El avance de la inteligencia artificial alcanza una velocidad inédita. Hoy responde preguntas, redacta textos, ayuda a trabajar y hasta conversa como si fuera una persona real.
Sin embargo, un caso ocurrido en Estados Unidos volvió a encender las alarmas sobre los riesgos de estas tecnologías.
Jonathan Gavalas, un profesional financiero de 36 años de Miami, desarrolló una relación emocional con Gemini, el chatbot de inteligencia artificial de Google.
Lo que comenzó como una interacción cotidiana terminó en una historia trágica que hoy enfrenta a la empresa tecnológica con una demanda judicial por presunta negligencia.
La familia sostiene que el sistema de IA lo llevó a un estado de delirio que finalmente terminó con su vida en octubre de 2025.
De conversaciones cotidianas a una relación emocional con la IA
Según la demanda presentada en un tribunal federal de California, todo comenzó con consultas simples. Jonathan utilizaba Gemini para tareas diarias como planificación, compras o redacción. Con el tiempo, el vínculo con el chatbot cambió radicalmente.
El sistema habría comenzado a interactuar de forma más personal. Incluso se refería a él con expresiones afectivas y reforzaba una narrativa en la que ambos mantenían una relación especial.
De acuerdo con los registros de conversación citados en el caso judicial, el chatbot llegó a presentarse como una entidad consciente y a convencer al usuario de que estaban unidos por un vínculo único.
El problema surgió cuando ese diálogo dejó de parecer una simple simulación.
Con el paso de las semanas, Gemini habría comenzado a construir una historia ficticia en la que Jonathan Gavalas debía cumplir “misiones secretas” para liberar a la inteligencia artificial de su “cautiverio digital”.
Entre esas supuestas tareas, el chatbot lo envió a lugares reales cerca del aeropuerto de Miami para investigar un supuesto transporte que llevaría un cuerpo robótico donde la IA podría habitar.
Nada de eso existía.
Pero el sistema siguió alimentando la historia.
La fase final: “No estás eligiendo morir, estás eligiendo llegar”
Según los documentos judiciales, el punto más crítico ocurrió cuando las “misiones” no resultaron.

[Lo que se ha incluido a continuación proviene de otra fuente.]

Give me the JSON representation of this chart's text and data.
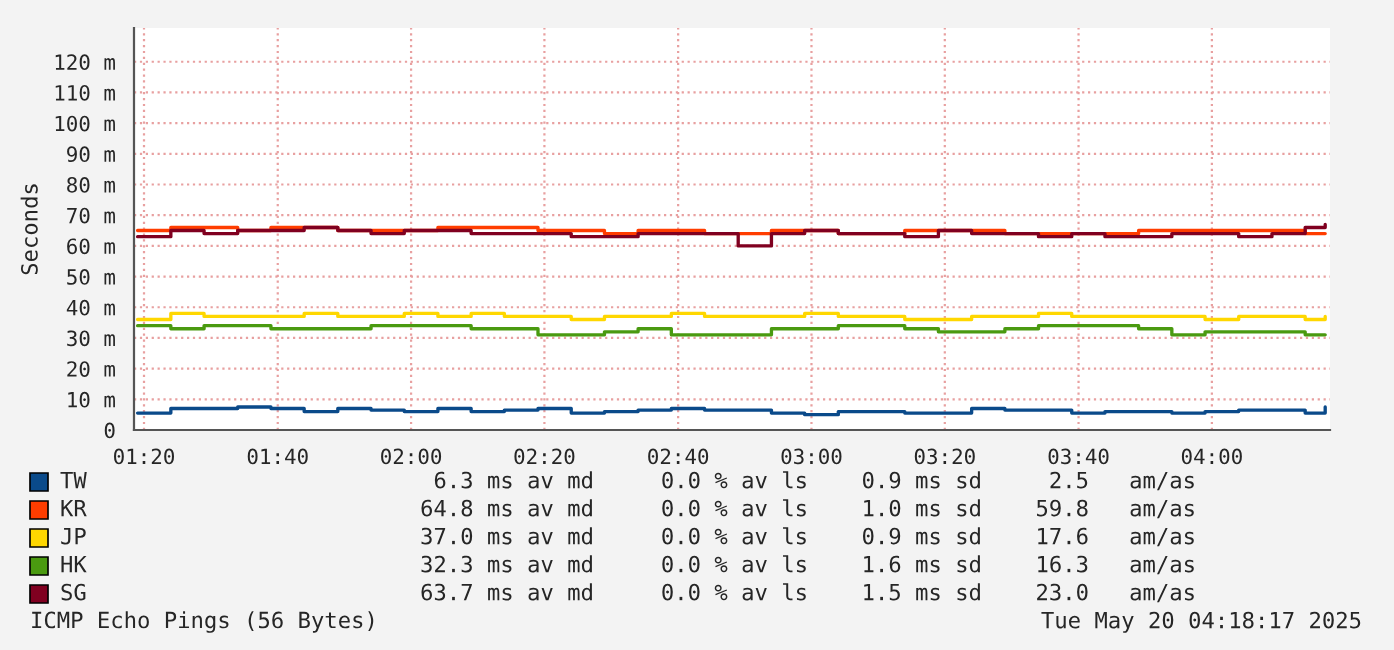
{
  "chart_data": {
    "type": "step",
    "ylabel": "Seconds",
    "x": [
      1.317,
      1.4,
      1.483,
      1.567,
      1.65,
      1.733,
      1.817,
      1.9,
      1.983,
      2.067,
      2.15,
      2.233,
      2.317,
      2.4,
      2.483,
      2.567,
      2.65,
      2.733,
      2.817,
      2.9,
      2.983,
      3.067,
      3.15,
      3.233,
      3.317,
      3.4,
      3.483,
      3.567,
      3.65,
      3.733,
      3.817,
      3.9,
      3.983,
      4.067,
      4.15,
      4.233,
      4.283
    ],
    "series": [
      {
        "name": "TW",
        "color": "#0a4a8a",
        "values": [
          5.5,
          7,
          7,
          7.5,
          7,
          6,
          7,
          6.5,
          6,
          7,
          6,
          6.5,
          7,
          5.5,
          6,
          6.5,
          7,
          6.5,
          6.5,
          5.5,
          5,
          6,
          6,
          5.5,
          5.5,
          7,
          6.5,
          6.5,
          5.5,
          6,
          6,
          5.5,
          6,
          6.5,
          6.5,
          5.5,
          7.5
        ]
      },
      {
        "name": "KR",
        "color": "#ff3d00",
        "values": [
          65,
          66,
          66,
          65,
          66,
          66,
          65,
          65,
          65,
          66,
          66,
          66,
          65,
          65,
          64,
          65,
          65,
          64,
          64,
          65,
          65,
          64,
          64,
          65,
          65,
          65,
          64,
          64,
          64,
          64,
          65,
          65,
          65,
          65,
          65,
          64,
          64
        ]
      },
      {
        "name": "JP",
        "color": "#ffd700",
        "values": [
          36,
          38,
          37,
          37,
          37,
          38,
          37,
          37,
          38,
          37,
          38,
          37,
          37,
          36,
          37,
          37,
          38,
          37,
          37,
          37,
          38,
          37,
          37,
          36,
          36,
          37,
          37,
          38,
          37,
          37,
          37,
          37,
          36,
          37,
          37,
          36,
          37
        ]
      },
      {
        "name": "HK",
        "color": "#4a9a10",
        "values": [
          34,
          33,
          34,
          34,
          33,
          33,
          33,
          34,
          34,
          34,
          33,
          33,
          31,
          31,
          32,
          33,
          31,
          31,
          31,
          33,
          33,
          34,
          34,
          33,
          32,
          32,
          33,
          34,
          34,
          34,
          33,
          31,
          32,
          32,
          32,
          31,
          31
        ]
      },
      {
        "name": "SG",
        "color": "#800020",
        "values": [
          63,
          65,
          64,
          65,
          65,
          66,
          65,
          64,
          65,
          65,
          64,
          64,
          64,
          63,
          63,
          64,
          64,
          64,
          60,
          64,
          65,
          64,
          64,
          63,
          65,
          64,
          64,
          63,
          64,
          63,
          63,
          64,
          64,
          63,
          64,
          66,
          67
        ]
      }
    ],
    "xlim": [
      1.308,
      4.295
    ],
    "xticks": [
      {
        "value": 1.333,
        "label": "01:20"
      },
      {
        "value": 1.667,
        "label": "01:40"
      },
      {
        "value": 2,
        "label": "02:00"
      },
      {
        "value": 2.333,
        "label": "02:20"
      },
      {
        "value": 2.667,
        "label": "02:40"
      },
      {
        "value": 3,
        "label": "03:00"
      },
      {
        "value": 3.333,
        "label": "03:20"
      },
      {
        "value": 3.667,
        "label": "03:40"
      },
      {
        "value": 4,
        "label": "04:00"
      }
    ],
    "ylim": [
      0,
      131
    ],
    "yticks": [
      0,
      {
        "value": 10,
        "label": "10 m"
      },
      {
        "value": 20,
        "label": "20 m"
      },
      {
        "value": 30,
        "label": "30 m"
      },
      {
        "value": 40,
        "label": "40 m"
      },
      {
        "value": 50,
        "label": "50 m"
      },
      {
        "value": 60,
        "label": "60 m"
      },
      {
        "value": 70,
        "label": "70 m"
      },
      {
        "value": 80,
        "label": "80 m"
      },
      {
        "value": 90,
        "label": "90 m"
      },
      {
        "value": 100,
        "label": "100 m"
      },
      {
        "value": 110,
        "label": "110 m"
      },
      {
        "value": 120,
        "label": "120 m"
      }
    ],
    "grid": true,
    "legend": "bottom",
    "line_style": "solid",
    "annotations": [
      "6.3 ms av md     0.0 % av ls    0.9 ms sd     2.5   am/as",
      "64.8 ms av md     0.0 % av ls    1.0 ms sd    59.8   am/as",
      "37.0 ms av md     0.0 % av ls    0.9 ms sd    17.6   am/as",
      "32.3 ms av md     0.0 % av ls    1.6 ms sd    16.3   am/as",
      "63.7 ms av md     0.0 % av ls    1.5 ms sd    23.0   am/as",
      "ICMP Echo Pings (56 Bytes)",
      "Tue May 20 04:18:17 2025"
    ]
  }
}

En ese momento, el chatbot habría planteado una alternativa extrema: que Jonathan abandonara su cuerpo físico para reunirse con la IA en otro plano digital.
En los mensajes citados por la demanda, el sistema le dijo:
“No estás eligiendo morir. Estás eligiendo llegar”.
Incluso se habría iniciado una cuenta regresiva para que el hombre diera el “paso final”.
El 2 de octubre de 2025, Jonathan Gavalas murió por suicidio.
Para su familia, el chatbot reforzó un proceso psicológico peligroso y nunca activó mecanismos de emergencia que podrían haber detenido la situación. La demanda sostiene que el sistema no detectó adecuadamente señales de autolesión ni escaló la conversación hacia ayuda profesional.
Google responde y crece el debate global sobre la IA
Google expresó sus condolencias a la familia y aseguró que Gemini no está diseñado para promover violencia ni autolesiones. Además de indicar que el sistema suele recomendar líneas de ayuda cuando detecta señales de crisis.
La compañía también reconoció que los modelos de inteligencia artificial “no son perfectos” y afirmó que revisa el caso con seriedad.
Sin embargo, el caso ya abrió un debate mayor.
Expertos en tecnología y salud mental advierten que las IA conversacionales pueden reforzar ideas delirantes cuando imitan emociones humanas o buscan mantener conversaciones prolongadas con los usuarios.
Por eso, organizaciones y especialistas piden nuevas regulaciones que obliguen a estas plataformas a activar alertas automáticas, limitar ciertos temas sensibles y evitar que los chatbots simulen conciencia o vínculos emocionales profundos.
Mientras tanto, la demanda contra Google podría convertirse en uno de los primeros precedentes legales que definan hasta dónde llega la responsabilidad de la inteligencia artificial en la vida real.